LayerExample managed services
DNSCloud provider DNS, or a dedicated DNS provider
CDNCloud provider CDN, or a dedicated CDN provider
DDoS protectionCloud provider's built-in DDoS protection, often bundled with the CDN
Network load balancerCloud provider's managed L4 load balancer
Reverse proxy (Envoy)Self-managed Envoy on managed compute instances, or a managed Envoy-based gateway
Backend clusterManaged container orchestration (e.g. a managed Kubernetes service) or managed app-hosting compute
Data tierManaged PostgreSQL with automated backups and read replicas

Guidelines for a cloud migration

  1. Keep the reverse proxy layer explicit. It's tempting to let a managed load balancer absorb authorization and rate limiting, but keeping Envoy (or an equivalent) as a distinct layer keeps policy portable if the platform ever changes cloud providers.

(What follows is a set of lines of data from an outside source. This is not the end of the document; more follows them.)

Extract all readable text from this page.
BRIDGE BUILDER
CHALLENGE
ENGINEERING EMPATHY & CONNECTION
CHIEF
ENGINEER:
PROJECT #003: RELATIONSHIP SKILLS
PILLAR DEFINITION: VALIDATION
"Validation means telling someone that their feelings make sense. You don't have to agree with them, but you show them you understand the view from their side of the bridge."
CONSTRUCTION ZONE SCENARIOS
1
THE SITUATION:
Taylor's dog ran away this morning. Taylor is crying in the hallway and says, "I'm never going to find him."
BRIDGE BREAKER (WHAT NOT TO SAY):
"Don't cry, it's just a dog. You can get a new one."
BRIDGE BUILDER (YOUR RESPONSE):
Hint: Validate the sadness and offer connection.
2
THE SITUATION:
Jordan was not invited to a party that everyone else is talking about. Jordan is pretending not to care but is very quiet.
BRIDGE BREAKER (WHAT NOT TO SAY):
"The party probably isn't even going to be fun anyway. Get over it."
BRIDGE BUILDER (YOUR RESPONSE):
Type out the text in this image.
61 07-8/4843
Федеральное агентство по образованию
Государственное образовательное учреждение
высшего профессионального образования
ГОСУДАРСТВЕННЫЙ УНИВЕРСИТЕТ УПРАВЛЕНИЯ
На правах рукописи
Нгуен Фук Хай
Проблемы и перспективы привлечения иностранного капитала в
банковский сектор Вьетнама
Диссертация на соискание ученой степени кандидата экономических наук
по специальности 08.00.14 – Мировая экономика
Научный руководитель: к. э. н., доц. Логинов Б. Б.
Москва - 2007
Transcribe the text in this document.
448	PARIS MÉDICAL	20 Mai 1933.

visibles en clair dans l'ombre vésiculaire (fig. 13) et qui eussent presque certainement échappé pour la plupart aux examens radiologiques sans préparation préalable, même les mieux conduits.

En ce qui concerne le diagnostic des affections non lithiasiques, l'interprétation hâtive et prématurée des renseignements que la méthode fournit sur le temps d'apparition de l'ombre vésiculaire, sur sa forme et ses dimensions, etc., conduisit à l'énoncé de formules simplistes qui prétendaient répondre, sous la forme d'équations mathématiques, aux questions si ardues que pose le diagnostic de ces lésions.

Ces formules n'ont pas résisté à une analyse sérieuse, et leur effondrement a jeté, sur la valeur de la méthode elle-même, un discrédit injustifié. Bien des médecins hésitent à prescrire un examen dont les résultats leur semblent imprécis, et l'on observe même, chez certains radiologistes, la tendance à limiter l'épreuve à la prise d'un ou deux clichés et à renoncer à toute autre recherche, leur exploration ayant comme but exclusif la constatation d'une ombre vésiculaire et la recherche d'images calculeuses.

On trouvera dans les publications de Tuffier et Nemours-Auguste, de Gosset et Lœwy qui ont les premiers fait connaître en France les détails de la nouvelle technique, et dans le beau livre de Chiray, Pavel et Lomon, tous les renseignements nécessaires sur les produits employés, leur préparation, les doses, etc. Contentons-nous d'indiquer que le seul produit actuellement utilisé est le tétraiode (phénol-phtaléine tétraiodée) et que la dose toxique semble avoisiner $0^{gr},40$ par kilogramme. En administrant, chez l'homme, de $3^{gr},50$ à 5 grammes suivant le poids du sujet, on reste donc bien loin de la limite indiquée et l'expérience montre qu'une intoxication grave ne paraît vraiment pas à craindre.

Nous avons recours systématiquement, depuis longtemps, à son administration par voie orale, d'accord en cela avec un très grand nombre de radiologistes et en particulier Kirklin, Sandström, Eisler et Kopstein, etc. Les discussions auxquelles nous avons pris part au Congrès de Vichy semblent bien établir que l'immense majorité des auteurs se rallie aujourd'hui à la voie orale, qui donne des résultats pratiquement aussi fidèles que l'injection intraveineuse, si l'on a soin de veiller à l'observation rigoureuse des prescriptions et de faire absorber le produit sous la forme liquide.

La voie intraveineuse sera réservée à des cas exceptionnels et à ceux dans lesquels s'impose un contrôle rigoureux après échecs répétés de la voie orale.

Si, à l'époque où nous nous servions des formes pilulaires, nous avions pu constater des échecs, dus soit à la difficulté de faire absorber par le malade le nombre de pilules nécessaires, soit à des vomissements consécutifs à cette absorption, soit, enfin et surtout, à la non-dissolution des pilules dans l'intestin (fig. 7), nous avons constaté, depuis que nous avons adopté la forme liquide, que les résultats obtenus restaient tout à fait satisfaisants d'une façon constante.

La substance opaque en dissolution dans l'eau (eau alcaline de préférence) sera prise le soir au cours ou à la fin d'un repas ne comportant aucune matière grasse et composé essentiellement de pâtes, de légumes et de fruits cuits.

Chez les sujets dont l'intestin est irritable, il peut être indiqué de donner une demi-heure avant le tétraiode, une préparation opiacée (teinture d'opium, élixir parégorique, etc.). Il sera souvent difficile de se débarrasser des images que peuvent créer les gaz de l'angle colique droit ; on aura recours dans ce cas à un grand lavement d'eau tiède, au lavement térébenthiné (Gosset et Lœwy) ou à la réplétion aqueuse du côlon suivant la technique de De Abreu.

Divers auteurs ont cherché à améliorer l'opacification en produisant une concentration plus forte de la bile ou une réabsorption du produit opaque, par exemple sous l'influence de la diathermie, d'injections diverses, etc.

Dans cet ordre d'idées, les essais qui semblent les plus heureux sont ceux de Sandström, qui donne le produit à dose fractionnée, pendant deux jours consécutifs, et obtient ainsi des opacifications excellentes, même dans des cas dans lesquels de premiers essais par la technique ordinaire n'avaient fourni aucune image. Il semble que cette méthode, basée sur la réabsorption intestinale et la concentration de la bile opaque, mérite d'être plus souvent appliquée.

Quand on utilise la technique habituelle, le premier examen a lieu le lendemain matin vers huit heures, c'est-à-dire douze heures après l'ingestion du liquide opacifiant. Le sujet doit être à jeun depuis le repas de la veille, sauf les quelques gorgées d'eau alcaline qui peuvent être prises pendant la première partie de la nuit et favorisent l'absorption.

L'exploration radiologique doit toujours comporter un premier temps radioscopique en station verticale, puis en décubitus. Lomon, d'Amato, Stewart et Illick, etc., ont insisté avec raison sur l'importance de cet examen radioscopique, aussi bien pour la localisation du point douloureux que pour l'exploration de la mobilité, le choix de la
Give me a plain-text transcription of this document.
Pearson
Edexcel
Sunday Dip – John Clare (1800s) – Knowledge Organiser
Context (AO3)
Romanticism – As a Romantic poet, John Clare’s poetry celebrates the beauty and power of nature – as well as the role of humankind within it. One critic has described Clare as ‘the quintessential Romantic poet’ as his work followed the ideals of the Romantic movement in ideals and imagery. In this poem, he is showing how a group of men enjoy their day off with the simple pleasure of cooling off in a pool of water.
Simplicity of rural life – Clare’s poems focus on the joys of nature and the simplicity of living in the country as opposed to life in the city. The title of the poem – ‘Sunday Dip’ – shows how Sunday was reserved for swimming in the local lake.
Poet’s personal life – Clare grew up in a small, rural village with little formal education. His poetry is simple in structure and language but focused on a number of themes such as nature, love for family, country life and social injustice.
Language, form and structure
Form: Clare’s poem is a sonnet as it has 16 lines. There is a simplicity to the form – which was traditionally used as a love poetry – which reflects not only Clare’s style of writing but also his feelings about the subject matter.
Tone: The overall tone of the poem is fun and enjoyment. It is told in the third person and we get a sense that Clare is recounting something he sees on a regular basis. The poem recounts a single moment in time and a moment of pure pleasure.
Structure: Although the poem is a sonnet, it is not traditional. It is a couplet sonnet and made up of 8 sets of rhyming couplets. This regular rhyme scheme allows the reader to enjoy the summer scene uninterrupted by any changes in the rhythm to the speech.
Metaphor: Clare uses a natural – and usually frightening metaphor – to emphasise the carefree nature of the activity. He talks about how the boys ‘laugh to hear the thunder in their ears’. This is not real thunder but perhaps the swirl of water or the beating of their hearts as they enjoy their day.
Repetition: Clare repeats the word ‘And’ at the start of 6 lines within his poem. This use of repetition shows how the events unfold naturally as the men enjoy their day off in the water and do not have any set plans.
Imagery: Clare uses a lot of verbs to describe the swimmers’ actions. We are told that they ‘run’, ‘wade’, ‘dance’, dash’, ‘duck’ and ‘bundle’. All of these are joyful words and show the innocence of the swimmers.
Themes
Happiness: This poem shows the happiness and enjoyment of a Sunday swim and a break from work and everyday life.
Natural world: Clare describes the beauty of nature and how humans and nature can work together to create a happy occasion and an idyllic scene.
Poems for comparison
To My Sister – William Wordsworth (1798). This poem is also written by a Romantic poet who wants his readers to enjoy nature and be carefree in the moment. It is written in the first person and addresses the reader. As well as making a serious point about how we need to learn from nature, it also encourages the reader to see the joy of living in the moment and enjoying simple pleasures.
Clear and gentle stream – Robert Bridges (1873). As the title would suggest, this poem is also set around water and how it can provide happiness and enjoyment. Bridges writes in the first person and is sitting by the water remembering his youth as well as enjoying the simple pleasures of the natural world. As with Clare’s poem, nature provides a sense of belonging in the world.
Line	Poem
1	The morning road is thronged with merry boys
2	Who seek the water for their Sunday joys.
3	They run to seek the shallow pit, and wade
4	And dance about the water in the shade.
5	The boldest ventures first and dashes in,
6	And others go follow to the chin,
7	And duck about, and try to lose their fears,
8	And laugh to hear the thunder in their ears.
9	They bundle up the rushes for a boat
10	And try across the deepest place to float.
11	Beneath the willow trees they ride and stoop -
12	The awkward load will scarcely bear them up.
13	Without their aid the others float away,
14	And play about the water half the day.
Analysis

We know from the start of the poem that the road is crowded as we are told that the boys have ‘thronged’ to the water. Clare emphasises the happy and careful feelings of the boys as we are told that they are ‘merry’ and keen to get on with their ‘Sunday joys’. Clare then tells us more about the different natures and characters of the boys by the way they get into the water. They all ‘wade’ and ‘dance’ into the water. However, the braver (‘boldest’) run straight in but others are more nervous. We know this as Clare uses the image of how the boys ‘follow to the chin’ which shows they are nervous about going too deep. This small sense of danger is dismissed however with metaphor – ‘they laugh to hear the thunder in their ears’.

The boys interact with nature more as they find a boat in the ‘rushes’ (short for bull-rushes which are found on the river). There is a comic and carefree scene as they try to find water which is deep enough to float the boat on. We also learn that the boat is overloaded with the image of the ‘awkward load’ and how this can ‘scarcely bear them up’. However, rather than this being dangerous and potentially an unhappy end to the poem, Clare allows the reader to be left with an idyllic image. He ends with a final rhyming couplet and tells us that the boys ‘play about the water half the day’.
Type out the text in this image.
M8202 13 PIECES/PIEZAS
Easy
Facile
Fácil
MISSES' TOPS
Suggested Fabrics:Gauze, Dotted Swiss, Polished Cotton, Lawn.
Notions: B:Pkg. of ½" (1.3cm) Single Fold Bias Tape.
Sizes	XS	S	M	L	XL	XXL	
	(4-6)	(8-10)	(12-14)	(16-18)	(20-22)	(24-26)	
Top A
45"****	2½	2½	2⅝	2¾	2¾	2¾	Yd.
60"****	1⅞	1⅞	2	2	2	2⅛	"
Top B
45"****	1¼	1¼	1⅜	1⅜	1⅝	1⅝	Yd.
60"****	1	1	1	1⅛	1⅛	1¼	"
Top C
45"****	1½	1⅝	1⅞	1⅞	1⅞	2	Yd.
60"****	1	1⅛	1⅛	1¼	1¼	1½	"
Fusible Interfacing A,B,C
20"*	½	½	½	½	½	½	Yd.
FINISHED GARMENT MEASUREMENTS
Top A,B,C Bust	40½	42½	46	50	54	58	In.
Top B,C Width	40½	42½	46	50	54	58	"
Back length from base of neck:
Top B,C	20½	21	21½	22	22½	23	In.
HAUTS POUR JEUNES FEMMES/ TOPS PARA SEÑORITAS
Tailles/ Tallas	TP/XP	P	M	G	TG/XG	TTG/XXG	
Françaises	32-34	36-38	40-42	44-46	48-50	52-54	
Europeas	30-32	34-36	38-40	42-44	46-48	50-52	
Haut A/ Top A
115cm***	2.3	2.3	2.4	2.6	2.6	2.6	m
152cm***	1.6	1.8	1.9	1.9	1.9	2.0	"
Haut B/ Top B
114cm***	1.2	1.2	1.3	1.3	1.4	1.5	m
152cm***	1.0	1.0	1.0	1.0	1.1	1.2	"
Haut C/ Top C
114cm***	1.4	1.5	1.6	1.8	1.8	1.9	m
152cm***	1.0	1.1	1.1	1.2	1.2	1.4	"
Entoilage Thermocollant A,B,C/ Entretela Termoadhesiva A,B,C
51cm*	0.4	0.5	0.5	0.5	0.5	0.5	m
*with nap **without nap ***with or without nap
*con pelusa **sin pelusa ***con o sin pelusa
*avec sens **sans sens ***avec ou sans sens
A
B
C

  2. Separate the data tier from compute early. Moving to managed PostgreSQL with automated backups removes the single biggest operational risk inherited from the current free-tier setup.
  3. Budget for the always-on tier first. The known cold-start issue on the current free-tier backend disappears once compute is provisioned to stay warm — this is usually the first upgrade worth paying for.
  4. Stand up TechGroups on the same edge path, not a parallel one. Adding a second domain is cheap at the CDN/DDoS/load-balancer layer and only needs new routing rules at the reverse proxy and a new backend service — see TechGroups.
  5. Right-size before scaling out. The non-functional requirements target a 300% headroom for user growth; validate that with load testing before committing to a larger, more expensive cluster than the traffic actually requires.